A falta de revestimento acelerou a degradação de seus 360 mil m². No final da década de 1990, peritos da Câmara de Comércio da União Europeia na Coreia do Sul analisaram a estrutura do Hotel Ryugyong e concluíram que sua estrutura era irreparável. O cimento empregado pela empreiteira do regime era de baixa qualidade e foram identificadas graves falhas estruturais. Havia fortes indícios de que o prédio era torto. Os poços dos elevadores estavam todos desalinhados. Inóspito e condenado, o Ryugyong acabou apelidado pelos escassos turistas de Pyongyang de “hotel fantasma” e “pirâmide mal-assombrada”.  

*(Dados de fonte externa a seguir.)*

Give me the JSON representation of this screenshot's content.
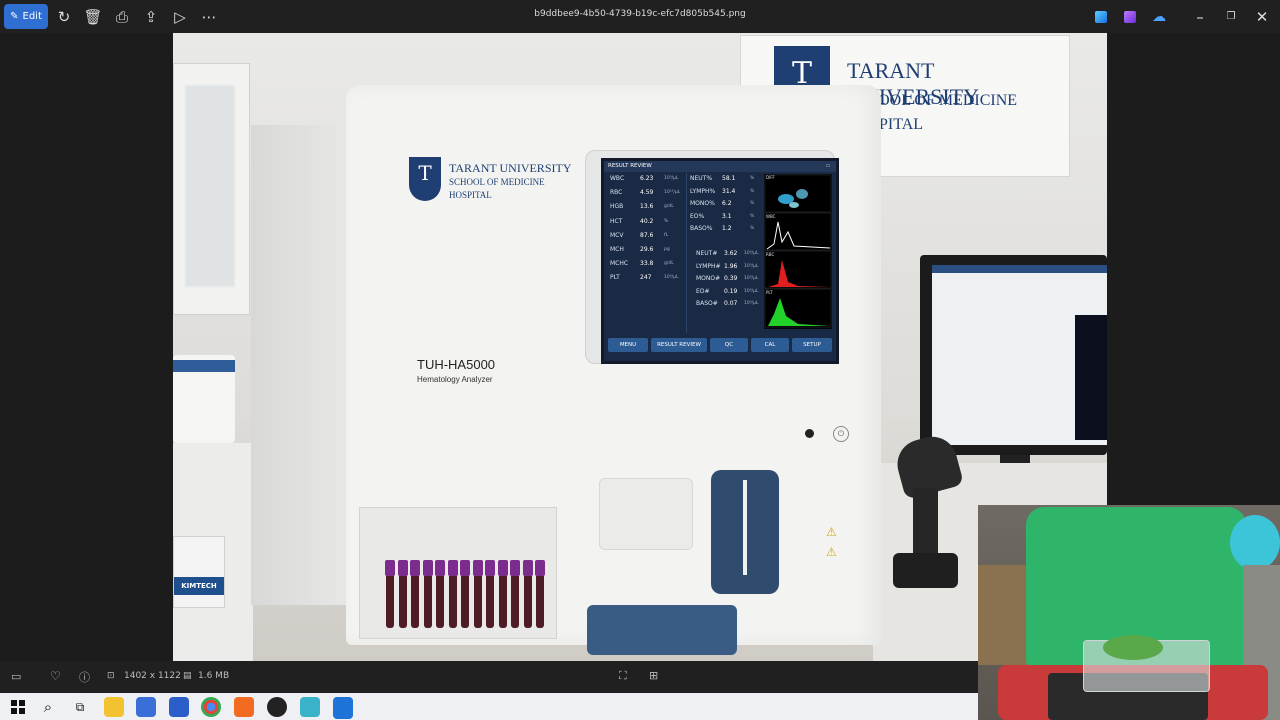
{
  "app": {
    "edit_label": "Edit",
    "filename": "b9ddbee9-4b50-4739-b19c-efc7d805b545.png"
  },
  "status": {
    "dimensions": "1402 x 1122",
    "filesize": "1.6 MB"
  },
  "photo": {
    "wall_sign": {
      "line1": "TARANT UNIVERSITY",
      "line2": "SCHOOL OF MEDICINE",
      "line3": "HOSPITAL"
    },
    "device_brand": {
      "line1": "TARANT UNIVERSITY",
      "line2": "SCHOOL OF MEDICINE",
      "line3": "HOSPITAL"
    },
    "model": "TUH-HA5000",
    "model_sub": "Hematology Analyzer",
    "box_label": "KIMTECH",
    "screen": {
      "title": "RESULT REVIEW",
      "left_rows": [
        {
          "label": "WBC",
          "value": "6.23",
          "unit": "10⁹/µL"
        },
        {
          "label": "RBC",
          "value": "4.59",
          "unit": "10¹²/µL"
        },
        {
          "label": "HGB",
          "value": "13.6",
          "unit": "g/dL"
        },
        {
          "label": "HCT",
          "value": "40.2",
          "unit": "%"
        },
        {
          "label": "MCV",
          "value": "87.6",
          "unit": "fL"
        },
        {
          "label": "MCH",
          "value": "29.6",
          "unit": "pg"
        },
        {
          "label": "MCHC",
          "value": "33.8",
          "unit": "g/dL"
        },
        {
          "label": "PLT",
          "value": "247",
          "unit": "10⁹/µL"
        }
      ],
      "right_pct_rows": [
        {
          "label": "NEUT%",
          "value": "58.1",
          "unit": "%"
        },
        {
          "label": "LYMPH%",
          "value": "31.4",
          "unit": "%"
        },
        {
          "label": "MONO%",
          "value": "6.2",
          "unit": "%"
        },
        {
          "label": "EO%",
          "value": "3.1",
          "unit": "%"
        },
        {
          "label": "BASO%",
          "value": "1.2",
          "unit": "%"
        }
      ],
      "right_abs_rows": [
        {
          "label": "NEUT#",
          "value": "3.62",
          "unit": "10⁹/µL"
        },
        {
          "label": "LYMPH#",
          "value": "1.96",
          "unit": "10⁹/µL"
        },
        {
          "label": "MONO#",
          "value": "0.39",
          "unit": "10⁹/µL"
        },
        {
          "label": "EO#",
          "value": "0.19",
          "unit": "10⁹/µL"
        },
        {
          "label": "BASO#",
          "value": "0.07",
          "unit": "10⁹/µL"
        }
      ],
      "plot_labels": [
        "DIFF",
        "WBC",
        "RBC",
        "PLT"
      ],
      "buttons": [
        "MENU",
        "RESULT REVIEW",
        "QC",
        "CAL",
        "SETUP"
      ]
    }
  }
}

O que antes era apenas o fim da decrépita construção de um prédio tornou-se, em 1994, o início de uma crise econômica generalizada. O corte das generosas ajudas financeiras da União Soviética não comprometeu apenas a obra do Ryugyong. Também levou à falência as já frágeis cadeias produtivas da Coreia do Norte, quebrando sua produção agrícola. O episódio ficou conhecido como a grande fome da Coreia do Norte. Não havia mais combustíveis para as máquinas e fertilizantes para os campos. Para agravar ainda mais a situação, em 1995 chuvas torrenciais colocaram o país em absoluta carestia.

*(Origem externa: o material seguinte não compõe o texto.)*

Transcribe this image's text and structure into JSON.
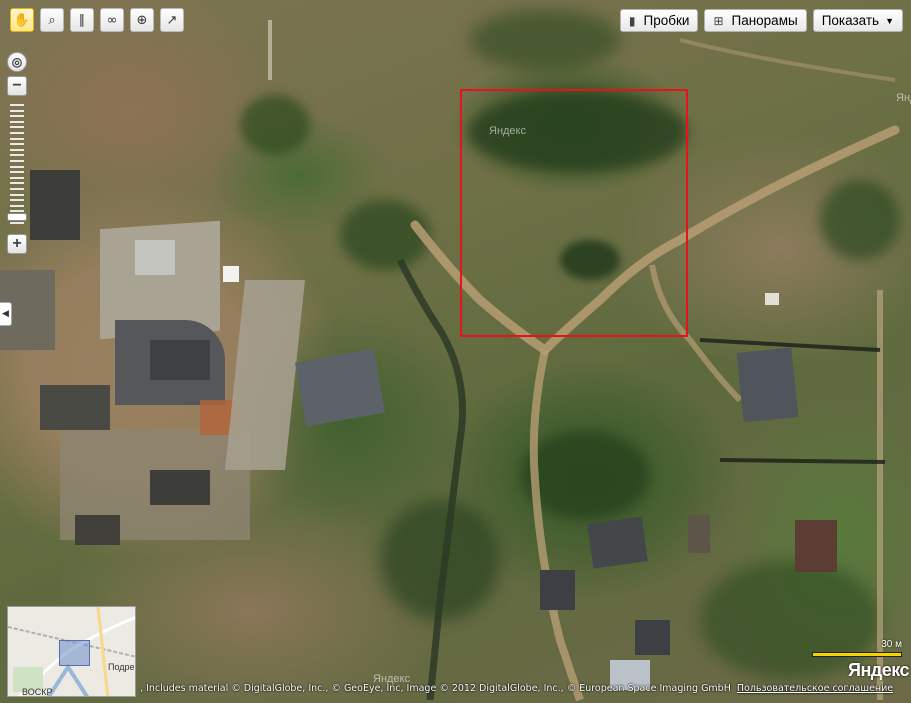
{
  "toolbar": {
    "tools": [
      {
        "name": "hand-tool-button",
        "icon": "hand-icon",
        "glyph": "✋",
        "active": true
      },
      {
        "name": "magnifier-tool-button",
        "icon": "magnifier-icon",
        "glyph": "⌕",
        "active": false
      },
      {
        "name": "ruler-tool-button",
        "icon": "ruler-icon",
        "glyph": "∥",
        "active": false
      },
      {
        "name": "route-tool-button",
        "icon": "route-icon",
        "glyph": "∞",
        "active": false
      },
      {
        "name": "add-object-tool-button",
        "icon": "add-object-icon",
        "glyph": "⊕",
        "active": false
      },
      {
        "name": "info-cursor-tool-button",
        "icon": "cursor-question-icon",
        "glyph": "↗",
        "active": false
      }
    ]
  },
  "top_controls": {
    "traffic": "Пробки",
    "panoramas": "Панорамы",
    "show": "Показать",
    "show_arrow": "▼"
  },
  "zoom": {
    "plus": "+",
    "minus": "−",
    "level_fraction": 0.93
  },
  "map": {
    "watermark_center": "Яндекс",
    "watermark_bottom": "Яндекс",
    "watermark_right": "Янд"
  },
  "minimap": {
    "label_1": "Подре",
    "label_2": "ВОСКР"
  },
  "footer": {
    "copyright": ", Includes material © DigitalGlobe, Inc., © GeoEye, Inc, Image © 2012 DigitalGlobe, Inc., © European Space Imaging GmbH",
    "agreement": "Пользовательское соглашение"
  },
  "scale": {
    "label": "30 м"
  },
  "logo": "Яндекс",
  "colors": {
    "selection": "#e8131a",
    "scale_bar": "#f5d400",
    "active_tool": "#ffe58a"
  }
}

Embora não haja cifras oficiais, observadores das Nações Unidas afirmam que mais de três milhões de pessoas morreram vítimas de subnutrição entre 1994 e 1998. Os editoriais do Rodong Sinmun, periódico oficial do regime, pediam à população que enfrentasse a crise humanitária com o mesmo fervor que uniu seus antepassados ao “presidente eterno” Kim Il-Sung. Nos bastidores, o governo estabelecia regimes específicos para cada categoria de trabalhadores. 700 gramas de cereais para “proletários ordinários” e 900 gramas para “proletários industriais privilegiados”. Não fosse a China, o país entraria em total colapso. Pequim assumiu o lugar de Moscou nos suportes financeiros a Pyongyang. Cerca de 77% do combustível e 68% dos alimentos da Coreia do Norte passaram a vir como doações chinesas. Jamais a Coreia do Norte sobreviveu sem a ajuda de seus vizinhos.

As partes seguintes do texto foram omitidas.